Normally I don't write about my textbooks here, for the very simple reason that I usually don't read them very thoroughly. This volume, for example, was assigned to one of my grad level classes last semester. I gave it a cursory flip-through, heaved a shoulder in a gesture of unimpressiveness, and proceeded to give two very successful presentations on it.
Then came time for my comprehensive exam, a monolithic beast taking five hours and covering everything from syntax and phonology to translation and language policy planning. To my weary disgust, this book was on the reading list. Now I had to pull it off the shelf and actually read it, for who knew what obscure point would be referenced by our seemingly sadistic professors?

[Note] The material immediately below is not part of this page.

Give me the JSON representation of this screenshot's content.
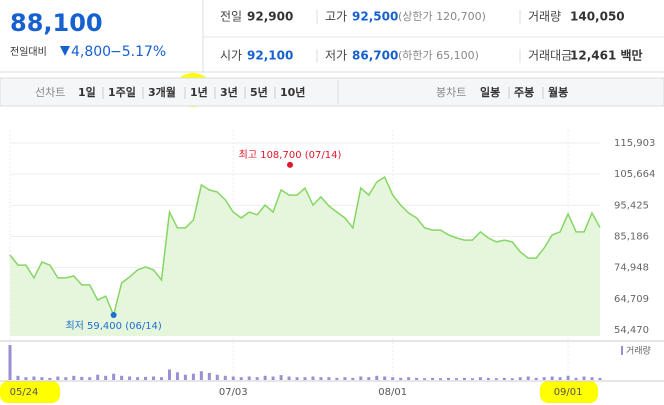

And in the course of reading it, I developed an opinion that was somewhat more specific than a shrug of disregard. To wit: this was not a textbook--let one appropriate for graduate level work. It was a discussion guide, such as might be found in the back of a coffee club book. It offered no information, merely a wearisome list of things to think about, hedge statements, "possible answers", and "some thoughts on" various topics about which one would hope to be getting rather more detail.
In short, I suppose I could picture using this as the textbook for an undergraduate introduction to linguistics, but that it was not only a textbook for my graduate level seminar, but also on the reading list for my senior comprehensive exam is insulting, and should give you some idea of the laziness of my advising professor.